GRAND RAPIDS, Mich. (WOOD) — ArtPrize is about more than just art. Many artists use it as a way to educate or to get a message across.
One such exhibit is sponsored by Mel Trotter Ministries in Grand Rapids’ Heartside District. The exhibit invites you to walk in the shoes of the homeless.
Rufus Alexander knows the path well. Life once took him down it.
“I shot drugs in my arms for years. Went to prison, came home and started smoking crack,” the 68-year-old Alexander said as he walked through the exhibit in the park across from Mel Trotter Ministries on Commerce Avenue SW. “I can relate to sleeping outside on a park bench, wearing the same clothes for maybe two or three weeks.”
Now five years clean and sober, he credits programs at Mel Trotter for his success in sobriety and life. He has his own business, owns his own car and lives in his own home.
“I got a line of credit. I wanted to do better,” Alexander said. “It’s hope. But you got to want to stay clean, and that’s the individual’s choice, a day at a time.”
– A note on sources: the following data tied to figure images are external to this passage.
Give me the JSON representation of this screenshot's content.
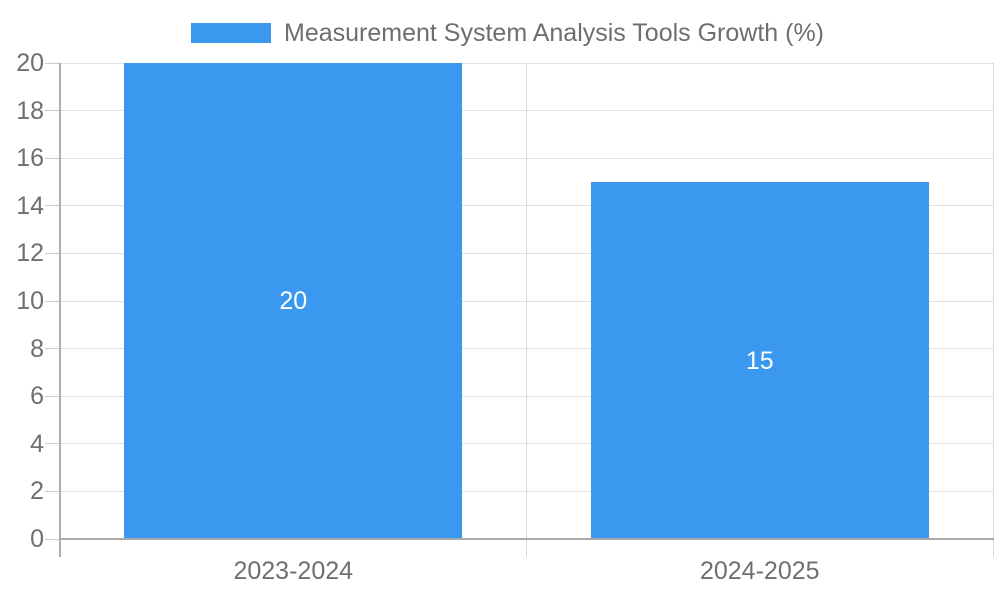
{
  "chart_data": {
    "type": "bar",
    "title": "Measurement System Analysis Tools Growth (%)",
    "categories": [
      "2023-2024",
      "2024-2025"
    ],
    "series": [
      {
        "name": "Measurement System Analysis Tools Growth (%)",
        "values": [
          20,
          15
        ],
        "color": "#3a99ee"
      }
    ],
    "value_labels": [
      "20",
      "15"
    ],
    "xlabel": "",
    "ylabel": "",
    "ylim": [
      0,
      20
    ],
    "ytick_step": 2,
    "yticks": [
      0,
      2,
      4,
      6,
      8,
      10,
      12,
      14,
      16,
      18,
      20
    ],
    "grid": true,
    "legend_position": "top",
    "value_label_color": "#ffffff"
  },
  "legend": {
    "label": "Measurement System Analysis Tools Growth (%)",
    "swatch_color": "#3a99ee"
  },
  "colors": {
    "bar": "#3a99ee",
    "axis_text": "#6f6f6f",
    "value_text": "#ffffff",
    "gridline": "#e0e0e0",
    "axis_line": "#aaaaaa",
    "background": "#ffffff"
  }
}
The exhibit aims to educate.
“It looks and feels very different. Often times, many times, (homelessness is) not what people expect it to be,” said Beth Fischer, chief advancement officer for Mel Trotter Ministries.
She said common criticisms of those who are homeless are often mired in misinformation, like when people wonder why they don’t get a job. The truth is that many do work.
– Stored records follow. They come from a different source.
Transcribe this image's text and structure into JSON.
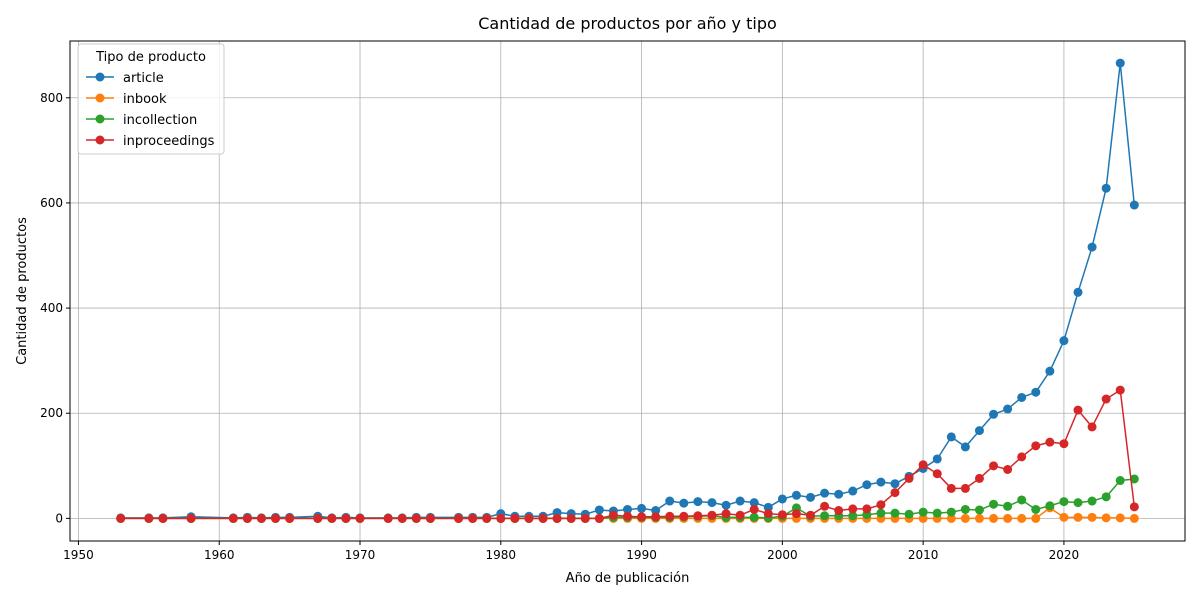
{
  "chart_data": {
    "type": "line",
    "title": "Cantidad de productos por año y tipo",
    "xlabel": "Año de publicación",
    "ylabel": "Cantidad de productos",
    "xlim": [
      1949.4,
      2028.6
    ],
    "ylim": [
      -43,
      908
    ],
    "xticks": [
      1950,
      1960,
      1970,
      1980,
      1990,
      2000,
      2010,
      2020
    ],
    "yticks": [
      0,
      200,
      400,
      600,
      800
    ],
    "grid": true,
    "legend": {
      "title": "Tipo de producto",
      "placement": "top-left"
    },
    "x": [
      1953,
      1955,
      1956,
      1958,
      1961,
      1962,
      1963,
      1964,
      1965,
      1967,
      1968,
      1969,
      1970,
      1972,
      1973,
      1974,
      1975,
      1977,
      1978,
      1979,
      1980,
      1981,
      1982,
      1983,
      1984,
      1985,
      1986,
      1987,
      1988,
      1989,
      1990,
      1991,
      1992,
      1993,
      1994,
      1995,
      1996,
      1997,
      1998,
      1999,
      2000,
      2001,
      2002,
      2003,
      2004,
      2005,
      2006,
      2007,
      2008,
      2009,
      2010,
      2011,
      2012,
      2013,
      2014,
      2015,
      2016,
      2017,
      2018,
      2019,
      2020,
      2021,
      2022,
      2023,
      2024,
      2025
    ],
    "series": [
      {
        "name": "article",
        "color": "#1f77b4",
        "values": [
          1,
          1,
          1,
          3,
          1,
          2,
          1,
          2,
          2,
          4,
          1,
          2,
          1,
          1,
          1,
          2,
          2,
          2,
          2,
          2,
          9,
          4,
          4,
          4,
          11,
          9,
          8,
          16,
          14,
          17,
          19,
          15,
          33,
          29,
          32,
          30,
          25,
          33,
          30,
          21,
          37,
          44,
          40,
          48,
          46,
          52,
          64,
          69,
          66,
          80,
          95,
          113,
          155,
          136,
          167,
          198,
          208,
          230,
          240,
          280,
          338,
          430,
          516,
          628,
          866,
          596
        ]
      },
      {
        "name": "inbook",
        "color": "#ff7f0e",
        "values": [
          0,
          0,
          0,
          0,
          0,
          0,
          0,
          0,
          0,
          0,
          0,
          0,
          0,
          0,
          0,
          0,
          0,
          0,
          0,
          0,
          0,
          0,
          0,
          0,
          0,
          0,
          0,
          0,
          0,
          0,
          0,
          0,
          0,
          0,
          0,
          0,
          0,
          0,
          0,
          0,
          0,
          0,
          0,
          0,
          0,
          0,
          0,
          0,
          0,
          0,
          0,
          0,
          0,
          0,
          0,
          0,
          0,
          0,
          0,
          20,
          2,
          2,
          2,
          1,
          1,
          0
        ]
      },
      {
        "name": "incollection",
        "color": "#2ca02c",
        "values": [
          0,
          0,
          0,
          0,
          0,
          0,
          0,
          0,
          0,
          0,
          0,
          0,
          0,
          0,
          0,
          0,
          0,
          0,
          0,
          0,
          0,
          0,
          0,
          0,
          0,
          0,
          0,
          0,
          2,
          2,
          2,
          2,
          2,
          3,
          4,
          5,
          2,
          2,
          2,
          1,
          4,
          20,
          4,
          5,
          5,
          5,
          7,
          10,
          10,
          8,
          12,
          10,
          12,
          17,
          16,
          27,
          23,
          35,
          17,
          24,
          32,
          30,
          33,
          41,
          72,
          75
        ]
      },
      {
        "name": "inproceedings",
        "color": "#d62728",
        "values": [
          0,
          0,
          0,
          0,
          0,
          0,
          0,
          0,
          0,
          0,
          0,
          0,
          0,
          0,
          0,
          0,
          0,
          0,
          0,
          0,
          0,
          0,
          0,
          0,
          0,
          0,
          0,
          0,
          6,
          4,
          3,
          3,
          4,
          4,
          5,
          6,
          9,
          6,
          17,
          9,
          7,
          9,
          6,
          23,
          15,
          18,
          18,
          26,
          49,
          76,
          102,
          85,
          57,
          57,
          76,
          100,
          93,
          117,
          138,
          145,
          142,
          206,
          174,
          227,
          244,
          22
        ]
      }
    ]
  }
}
“You see behind me on that exhibit, where is says that a single parent needs to work 77 hours a week on minimum wage to afford a two-bedroom apartment. They’re the working poor,” Fischer said.
Another step on the path shows that some people who become homeless don’t run out of money, they run out of relationships.
“Here you see in this exhibit of a teenager who is couch surfing. And doesn’t have relationships in place. There’s no relationships for this individual to continue to find a roof over his head,” Fischer said of the mockup of a bedroom with a teen sleeping on a couch.
Next to it is a recreation of a teen with his head down on a classroom desk.
“So they go to school, but you can see, this depicts a student who is falling asleep in the classroom because obviously, he’s not able to have a good night’s sleep, because he has no place to land,” Fischer said.
The exhibit also hopes to show that while homelessness is a chronic problem, it’s not a chronic condition. Rufus Alexander is proof.
“You gotta know the heartbeat of the city to be able to relate to someone that’s homeless,” Alexander said.